Claim Preclusive Effect of TTAB Judgments: Ninth Circuit
In V.V.V. & Sons Edible Oils Ltd. v. Meenakshi Overseas, LLC, the Ninth Circuit held that a TTAB judgment from an inter partes proceeding did not have claim preclusive effect against claims of infringement, dilution, and unfair competition in federal litigation. The court explained that an exception to claim preclusion applies where a party could not have brought the claim before the TTAB due to limitations on its subject matter jurisdiction. An inter partes proceeding before the TTAB is a limited proceeding where the TTAB is allowed to determine only the right to register a mark, not questions of use, infringement, or unfair competition. ( (9th Cir. Dec. 27, 2019).)
In Syngenta Crop Protection, LLC v. Willowood, LLC, the Federal Circuit held that Section 271(g) of the Patent Act (35 U.S.C. § 271(g)) does not require that a single entity perform, control, or direct all steps of a patented process before infringement liability can attach. In reaching its holding, the court considered the text of Section 271(g) (which makes liable those who without authority import into the US or offer to sell, sell, or use within the US a product made by a process patented in the US), as well as the legislative history and statutory scheme as a whole. (944 F.3d 1344 (Fed. Cir. 2019).)
Pay Discrimination Claims Under Title VII: Second Circuit
In Lenzi v. Systemax, Inc., the Second Circuit held that establishing a prima facie pay discrimination claim under Title VII of the Civil Rights Act of 1964 (Title VII) does not require a plaintiff to first establish an Equal Pay Act (EPA) violation. To establish a prima facie case under Title VII, the plaintiff must show that an employer discriminated against her based on her sex, but not that she received unequal pay for performing work equal to a male counterpart. (944 F.3d 97 (2d Cir. 2019).)
In United Parcel Service, Inc., the National Labor Relations Board (NLRB) unanimously overruled recent precedent and returned to a longstanding, less stringent standard for determining whether to defer to an arbitrator's prior resolution of a grievance in labor disputes involving employee discipline or discharge alleged to violate the National Labor Relations Act (369 N.L.R.B. No. 1 (2019)).
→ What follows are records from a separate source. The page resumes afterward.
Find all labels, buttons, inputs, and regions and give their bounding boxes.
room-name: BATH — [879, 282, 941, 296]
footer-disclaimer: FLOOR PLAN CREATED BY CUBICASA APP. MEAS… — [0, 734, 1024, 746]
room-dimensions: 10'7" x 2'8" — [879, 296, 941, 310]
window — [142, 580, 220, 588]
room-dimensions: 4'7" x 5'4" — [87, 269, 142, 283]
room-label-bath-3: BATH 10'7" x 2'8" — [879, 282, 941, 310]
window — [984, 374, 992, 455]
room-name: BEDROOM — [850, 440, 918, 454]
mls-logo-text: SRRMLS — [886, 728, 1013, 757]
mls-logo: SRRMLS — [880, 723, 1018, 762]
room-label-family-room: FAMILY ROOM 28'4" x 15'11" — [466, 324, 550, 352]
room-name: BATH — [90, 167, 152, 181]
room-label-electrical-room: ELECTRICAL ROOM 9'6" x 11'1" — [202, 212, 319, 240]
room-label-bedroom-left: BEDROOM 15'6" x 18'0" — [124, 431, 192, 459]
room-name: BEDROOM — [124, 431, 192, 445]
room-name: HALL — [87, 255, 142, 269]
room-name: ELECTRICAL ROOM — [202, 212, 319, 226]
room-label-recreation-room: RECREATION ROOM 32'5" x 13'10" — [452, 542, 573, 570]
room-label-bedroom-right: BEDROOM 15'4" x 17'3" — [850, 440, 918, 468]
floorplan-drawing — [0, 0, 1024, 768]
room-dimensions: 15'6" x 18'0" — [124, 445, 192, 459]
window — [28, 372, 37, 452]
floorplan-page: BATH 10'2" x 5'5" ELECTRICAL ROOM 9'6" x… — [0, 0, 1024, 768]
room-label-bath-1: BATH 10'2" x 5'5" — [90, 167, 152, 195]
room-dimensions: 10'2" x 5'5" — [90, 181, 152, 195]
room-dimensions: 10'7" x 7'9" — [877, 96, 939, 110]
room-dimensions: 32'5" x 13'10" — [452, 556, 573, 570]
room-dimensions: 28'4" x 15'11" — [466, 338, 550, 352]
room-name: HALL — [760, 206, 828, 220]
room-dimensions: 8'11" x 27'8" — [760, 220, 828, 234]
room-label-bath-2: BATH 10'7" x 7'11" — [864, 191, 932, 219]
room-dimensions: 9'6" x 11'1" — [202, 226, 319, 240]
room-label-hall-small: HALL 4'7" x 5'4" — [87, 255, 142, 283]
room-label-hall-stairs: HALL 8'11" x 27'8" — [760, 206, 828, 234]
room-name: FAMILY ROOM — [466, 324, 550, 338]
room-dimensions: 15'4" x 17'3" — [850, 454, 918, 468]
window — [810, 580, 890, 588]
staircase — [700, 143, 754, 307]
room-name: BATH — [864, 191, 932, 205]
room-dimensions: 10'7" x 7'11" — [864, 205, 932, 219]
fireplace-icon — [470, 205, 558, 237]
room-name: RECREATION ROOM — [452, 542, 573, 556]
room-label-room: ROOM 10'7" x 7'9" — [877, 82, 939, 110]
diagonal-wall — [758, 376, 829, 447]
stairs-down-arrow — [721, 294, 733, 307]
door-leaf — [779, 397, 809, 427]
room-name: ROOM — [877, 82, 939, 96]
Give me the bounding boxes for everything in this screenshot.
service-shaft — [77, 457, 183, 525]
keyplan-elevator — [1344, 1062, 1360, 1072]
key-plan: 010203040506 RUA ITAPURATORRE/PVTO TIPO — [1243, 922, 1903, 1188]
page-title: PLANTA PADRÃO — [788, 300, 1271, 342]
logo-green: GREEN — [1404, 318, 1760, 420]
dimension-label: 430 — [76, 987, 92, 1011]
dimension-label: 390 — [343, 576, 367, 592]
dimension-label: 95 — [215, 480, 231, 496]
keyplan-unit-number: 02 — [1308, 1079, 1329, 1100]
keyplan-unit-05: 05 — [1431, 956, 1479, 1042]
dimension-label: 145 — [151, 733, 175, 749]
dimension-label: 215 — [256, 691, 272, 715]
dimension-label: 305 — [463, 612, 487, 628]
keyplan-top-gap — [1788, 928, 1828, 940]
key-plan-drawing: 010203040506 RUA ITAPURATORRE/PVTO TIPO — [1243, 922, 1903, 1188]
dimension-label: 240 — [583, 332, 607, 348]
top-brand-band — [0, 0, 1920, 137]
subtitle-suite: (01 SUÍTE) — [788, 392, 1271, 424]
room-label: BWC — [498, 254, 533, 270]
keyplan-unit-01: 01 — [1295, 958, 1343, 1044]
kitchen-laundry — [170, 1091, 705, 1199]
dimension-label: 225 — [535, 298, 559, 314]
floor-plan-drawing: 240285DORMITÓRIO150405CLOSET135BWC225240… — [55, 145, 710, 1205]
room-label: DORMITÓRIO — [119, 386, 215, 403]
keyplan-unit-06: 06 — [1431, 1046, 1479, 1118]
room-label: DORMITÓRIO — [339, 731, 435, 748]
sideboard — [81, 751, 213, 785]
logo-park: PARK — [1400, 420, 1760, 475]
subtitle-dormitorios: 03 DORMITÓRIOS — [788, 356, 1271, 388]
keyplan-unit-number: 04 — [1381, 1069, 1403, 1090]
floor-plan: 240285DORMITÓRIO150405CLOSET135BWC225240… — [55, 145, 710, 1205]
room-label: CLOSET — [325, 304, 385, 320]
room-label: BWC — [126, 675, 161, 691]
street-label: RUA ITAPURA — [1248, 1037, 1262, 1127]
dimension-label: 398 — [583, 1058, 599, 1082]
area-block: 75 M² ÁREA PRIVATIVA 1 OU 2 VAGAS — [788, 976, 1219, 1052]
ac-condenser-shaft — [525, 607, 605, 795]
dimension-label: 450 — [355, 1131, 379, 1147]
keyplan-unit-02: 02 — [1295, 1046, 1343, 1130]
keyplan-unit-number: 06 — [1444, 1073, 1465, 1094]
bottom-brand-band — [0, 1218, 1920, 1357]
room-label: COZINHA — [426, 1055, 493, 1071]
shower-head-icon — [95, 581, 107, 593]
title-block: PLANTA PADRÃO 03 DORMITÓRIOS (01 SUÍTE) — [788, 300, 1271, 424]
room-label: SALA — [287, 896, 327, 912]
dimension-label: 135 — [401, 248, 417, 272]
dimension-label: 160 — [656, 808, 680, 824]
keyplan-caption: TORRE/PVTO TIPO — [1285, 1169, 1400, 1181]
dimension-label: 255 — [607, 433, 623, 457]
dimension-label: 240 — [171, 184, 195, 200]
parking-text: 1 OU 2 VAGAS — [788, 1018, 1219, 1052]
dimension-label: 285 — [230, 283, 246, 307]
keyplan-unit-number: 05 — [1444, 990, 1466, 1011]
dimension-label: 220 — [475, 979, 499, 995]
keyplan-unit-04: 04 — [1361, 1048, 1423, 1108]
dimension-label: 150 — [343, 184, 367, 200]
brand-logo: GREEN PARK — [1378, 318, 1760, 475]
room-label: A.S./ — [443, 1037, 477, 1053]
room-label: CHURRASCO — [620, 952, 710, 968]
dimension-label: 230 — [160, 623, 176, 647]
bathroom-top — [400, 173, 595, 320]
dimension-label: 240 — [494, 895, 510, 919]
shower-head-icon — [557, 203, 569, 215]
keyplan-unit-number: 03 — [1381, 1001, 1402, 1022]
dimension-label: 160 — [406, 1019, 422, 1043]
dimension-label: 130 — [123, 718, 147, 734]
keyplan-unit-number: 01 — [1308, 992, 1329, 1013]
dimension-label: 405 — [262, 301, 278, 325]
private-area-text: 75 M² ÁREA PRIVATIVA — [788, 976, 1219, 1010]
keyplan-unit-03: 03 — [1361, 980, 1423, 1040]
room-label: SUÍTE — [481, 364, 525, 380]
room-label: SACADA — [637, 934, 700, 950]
The Board's ruling applies retroactively to all pending cases and makes deferral to arbitration awards, grievance settlements, and pending arbitration more likely when presented with the same issue in a separate unfair labor practice proceeding.
The Department of Labor (DOL) issued a final rule, which became effective on January 15, 2020, that updates and clarifies regular rate and basic rate regulations for calculating overtime compensation under the FLSA. Although employers may feel more comfortable offering additional benefits and perks without the fear of increased overtime pay liability, they should continue to use caution when excluding any payment from an employee's regular rate, particularly if its excludable status remains unclear under the final rule.
Statute of Repose for Multi-Building Projects: D. Mass.
In D'Allesandro v. Lennar Hingham Holdings, LLC, the District of Massachusetts held that construction of a multi-building condominium complex was a single "improvement" for purposes of Massachusetts' six-year statute of repose for tort actions arising from improvements to real property. Therefore, the statute of repose for claims arising from the construction of each individual building in the complex begins to run only when construction of all buildings in the project is complete. ( (D. Mass. Oct. 28, 2019).)
Based on this decision, counsel should consider how contracts describe multi-building projects, particularly if developed in multiple phases, to avoid prolonging liability for design or construction defects until projects are fully completed.